R.I.P. ESC C16

We had to say goodbye to our ‘old friend’ ESC C16 on 29 February 2012,when it was abolished by HMRC.

Historically, the ESC C16 concession enabled distributions made to shareholders before a DISSOLUTION to be treated as beneficial ‘capital gains’ receipts, provided they were made before the directors applied to strike the company off. In effect, HMRC permitted
the distributions to be treated as capital distributions – applying the same tax treatment as if they had been paid out during the course of a winding-up – provided certain assurances were given. For example, HMRC had to be satisfied that the company:
• Had no intention to carry on the trade/business in future;
• Intended to pay off/discharge its debts (including its corporation tax liability) and distribute its remaining assets to its shareholders (or had already done so);
• Did not intend to transfer its business to another ‘commonly controlled’ company – HMRC clearly seeking to prevent unacceptable ‘phoenix’ arrangements.

The story of ESC C16’s demise can be traced back to the House of Lords ruling in R v HMRC Commissioners ex p Wilkinson [2005] UKHL 30. This case reviewed the scope of HMRC’s discretion powers to make extra-statutory concessions. As a result, HMRC was forced to review all its published concessions and, as part of this process, The Enactment of Extra-Statutory Concessions Order 2012 replaced ESC C16 with new legislation (s1030A and s1030B CTA 2010) from 1 March 2012 onwards.

On 1 March 2012, ESC C16 was replaced by the more restrictive statutory rules in s1030A CTA 2010. The new legislation provides that distributions made in contemplation of a dissolution under the Companies Act 2006 will not be taxed as ‘income’ distributions provided:
• When the distribution is made, the company has or intends to collect the amounts payable from its debtors and has satisfied or intends to repay all its creditors (known as ‘condition A’); and
• Importantly, the amount of the distribution or distributions does not exceed £25,000 (known as ‘condition B’).
In such cases, the distribution would be treated as a ‘capital distribution’ under s122 Taxation of Chargeable Gains Act 1992 (TCGA 1992), which effectively triggers a CGT disposal of the relevant shareholding. However, the imposition of an effective £25,000 ‘cap’ on the amount eligible for CGT treatment will now prevent many owner managers extinguishing ‘their’ companies under the dissolution route (remember the predecessor ESC C16 had no monetary limit!). Consequently, companies with net assets of more than £25,000 will now be forced down the formal liquidation route, and will have to bear the significant costs of a formal winding-up.
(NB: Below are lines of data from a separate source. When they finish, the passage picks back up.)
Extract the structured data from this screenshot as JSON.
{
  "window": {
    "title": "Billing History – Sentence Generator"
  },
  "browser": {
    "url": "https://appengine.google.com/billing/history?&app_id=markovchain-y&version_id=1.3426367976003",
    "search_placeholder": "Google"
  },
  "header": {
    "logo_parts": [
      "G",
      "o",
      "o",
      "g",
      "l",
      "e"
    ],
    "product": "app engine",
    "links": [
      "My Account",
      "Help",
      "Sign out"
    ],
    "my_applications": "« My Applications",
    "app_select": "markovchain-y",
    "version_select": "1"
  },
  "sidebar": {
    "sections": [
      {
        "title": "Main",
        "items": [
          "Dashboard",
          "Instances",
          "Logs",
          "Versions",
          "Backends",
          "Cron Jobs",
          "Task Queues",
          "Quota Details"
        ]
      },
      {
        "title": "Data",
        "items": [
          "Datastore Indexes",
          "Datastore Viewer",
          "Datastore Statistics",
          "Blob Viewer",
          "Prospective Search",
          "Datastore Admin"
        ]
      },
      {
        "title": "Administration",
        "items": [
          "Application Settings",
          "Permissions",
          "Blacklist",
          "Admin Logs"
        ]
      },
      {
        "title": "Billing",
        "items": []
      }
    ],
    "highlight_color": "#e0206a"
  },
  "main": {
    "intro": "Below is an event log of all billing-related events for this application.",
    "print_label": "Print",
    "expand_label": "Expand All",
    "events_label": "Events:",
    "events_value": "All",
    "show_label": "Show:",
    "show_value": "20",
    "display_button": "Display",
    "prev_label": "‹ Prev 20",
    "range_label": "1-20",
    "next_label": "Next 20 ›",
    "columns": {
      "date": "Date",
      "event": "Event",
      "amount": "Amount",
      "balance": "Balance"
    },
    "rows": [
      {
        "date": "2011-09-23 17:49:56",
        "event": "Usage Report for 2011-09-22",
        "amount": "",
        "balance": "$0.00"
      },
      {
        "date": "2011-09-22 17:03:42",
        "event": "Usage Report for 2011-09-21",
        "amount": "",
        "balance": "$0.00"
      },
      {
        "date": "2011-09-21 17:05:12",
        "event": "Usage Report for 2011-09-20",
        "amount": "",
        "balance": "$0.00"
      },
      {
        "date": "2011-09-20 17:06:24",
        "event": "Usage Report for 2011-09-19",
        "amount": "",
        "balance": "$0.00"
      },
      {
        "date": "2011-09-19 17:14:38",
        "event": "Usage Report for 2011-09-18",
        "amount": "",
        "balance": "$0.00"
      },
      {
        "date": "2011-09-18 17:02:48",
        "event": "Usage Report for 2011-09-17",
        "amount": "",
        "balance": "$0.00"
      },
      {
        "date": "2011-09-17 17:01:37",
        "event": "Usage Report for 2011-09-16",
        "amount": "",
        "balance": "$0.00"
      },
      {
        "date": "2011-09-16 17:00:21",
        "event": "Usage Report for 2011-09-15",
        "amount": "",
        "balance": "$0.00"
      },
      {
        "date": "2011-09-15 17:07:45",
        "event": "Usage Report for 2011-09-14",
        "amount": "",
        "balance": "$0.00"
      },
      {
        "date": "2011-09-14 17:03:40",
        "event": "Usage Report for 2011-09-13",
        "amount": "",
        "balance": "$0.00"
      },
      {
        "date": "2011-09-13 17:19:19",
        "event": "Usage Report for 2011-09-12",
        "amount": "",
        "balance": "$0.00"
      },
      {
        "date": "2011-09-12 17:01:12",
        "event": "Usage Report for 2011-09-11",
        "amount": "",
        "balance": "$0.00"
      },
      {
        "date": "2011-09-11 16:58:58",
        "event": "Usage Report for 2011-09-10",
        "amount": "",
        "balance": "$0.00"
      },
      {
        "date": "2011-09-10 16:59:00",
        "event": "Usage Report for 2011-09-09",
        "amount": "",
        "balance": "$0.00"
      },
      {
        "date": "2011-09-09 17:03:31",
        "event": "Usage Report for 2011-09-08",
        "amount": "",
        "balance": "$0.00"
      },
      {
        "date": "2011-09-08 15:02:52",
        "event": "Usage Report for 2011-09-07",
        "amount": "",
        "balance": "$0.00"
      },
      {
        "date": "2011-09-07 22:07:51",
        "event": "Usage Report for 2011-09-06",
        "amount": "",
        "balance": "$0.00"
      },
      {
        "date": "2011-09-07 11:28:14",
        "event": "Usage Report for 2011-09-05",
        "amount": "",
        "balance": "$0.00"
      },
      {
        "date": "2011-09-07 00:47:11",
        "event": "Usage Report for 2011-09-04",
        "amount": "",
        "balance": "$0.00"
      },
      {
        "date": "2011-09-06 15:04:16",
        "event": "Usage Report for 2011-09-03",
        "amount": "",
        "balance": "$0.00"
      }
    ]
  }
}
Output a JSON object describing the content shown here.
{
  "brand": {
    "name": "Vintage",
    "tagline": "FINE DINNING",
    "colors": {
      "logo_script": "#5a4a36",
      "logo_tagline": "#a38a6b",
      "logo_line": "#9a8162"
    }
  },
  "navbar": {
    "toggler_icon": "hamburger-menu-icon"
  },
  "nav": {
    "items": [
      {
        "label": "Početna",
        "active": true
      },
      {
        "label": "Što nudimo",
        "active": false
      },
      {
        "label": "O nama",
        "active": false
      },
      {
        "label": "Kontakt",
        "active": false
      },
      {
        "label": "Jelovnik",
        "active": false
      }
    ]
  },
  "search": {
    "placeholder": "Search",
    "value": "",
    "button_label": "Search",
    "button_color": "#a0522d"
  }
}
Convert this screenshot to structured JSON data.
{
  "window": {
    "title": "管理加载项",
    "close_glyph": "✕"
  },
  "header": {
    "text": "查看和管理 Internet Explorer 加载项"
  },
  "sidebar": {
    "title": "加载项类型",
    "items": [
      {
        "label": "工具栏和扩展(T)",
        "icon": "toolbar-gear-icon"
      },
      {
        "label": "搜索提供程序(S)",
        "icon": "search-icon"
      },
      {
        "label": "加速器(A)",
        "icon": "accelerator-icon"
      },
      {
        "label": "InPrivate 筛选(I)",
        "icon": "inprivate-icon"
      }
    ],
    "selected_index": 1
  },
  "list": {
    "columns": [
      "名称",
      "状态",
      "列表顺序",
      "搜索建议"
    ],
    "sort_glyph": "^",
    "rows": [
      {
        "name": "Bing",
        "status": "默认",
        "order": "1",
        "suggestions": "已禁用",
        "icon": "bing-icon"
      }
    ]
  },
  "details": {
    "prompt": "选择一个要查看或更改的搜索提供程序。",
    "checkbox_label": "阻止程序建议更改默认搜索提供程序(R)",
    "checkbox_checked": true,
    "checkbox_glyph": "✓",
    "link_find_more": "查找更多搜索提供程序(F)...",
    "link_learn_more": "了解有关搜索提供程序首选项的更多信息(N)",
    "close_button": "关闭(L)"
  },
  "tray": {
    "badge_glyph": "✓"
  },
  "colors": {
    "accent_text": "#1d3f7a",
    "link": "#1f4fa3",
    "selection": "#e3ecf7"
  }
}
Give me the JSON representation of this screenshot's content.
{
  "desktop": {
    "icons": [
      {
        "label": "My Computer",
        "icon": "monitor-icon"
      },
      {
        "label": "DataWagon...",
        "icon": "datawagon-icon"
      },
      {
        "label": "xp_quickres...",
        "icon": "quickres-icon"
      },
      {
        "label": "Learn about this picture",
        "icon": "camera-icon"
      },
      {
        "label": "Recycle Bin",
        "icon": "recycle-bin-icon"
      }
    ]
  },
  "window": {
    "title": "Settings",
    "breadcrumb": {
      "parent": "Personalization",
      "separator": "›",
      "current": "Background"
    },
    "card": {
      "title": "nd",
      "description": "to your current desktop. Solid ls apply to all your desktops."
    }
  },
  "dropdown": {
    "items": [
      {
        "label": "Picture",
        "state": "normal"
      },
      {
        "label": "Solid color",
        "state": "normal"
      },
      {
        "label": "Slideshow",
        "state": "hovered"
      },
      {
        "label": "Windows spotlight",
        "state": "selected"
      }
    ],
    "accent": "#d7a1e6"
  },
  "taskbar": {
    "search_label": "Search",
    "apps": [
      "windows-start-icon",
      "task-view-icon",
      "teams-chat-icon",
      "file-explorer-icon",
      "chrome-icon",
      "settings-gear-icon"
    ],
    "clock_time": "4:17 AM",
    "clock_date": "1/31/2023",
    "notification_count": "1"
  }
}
In the vast majority of cases, paying CGT will be more favourable than income tax, especially where the recipient shareholder is able to claim the beneficial 10% entrepreneurs’ relief (ER) CGT rate.

Where a company is formally liquidated, any distribution made to shareholders during the course of the winding-up is not taxed as income (s1000 CTA 2010). It therefore falls to be treated as a capital distribution under s122 TCGA 1992, triggering a deemed disposal of (an interest in) the relevant shares. The same beneficial tax treatment is available for pre-dissolution distributions provided they do not exceed £25,000.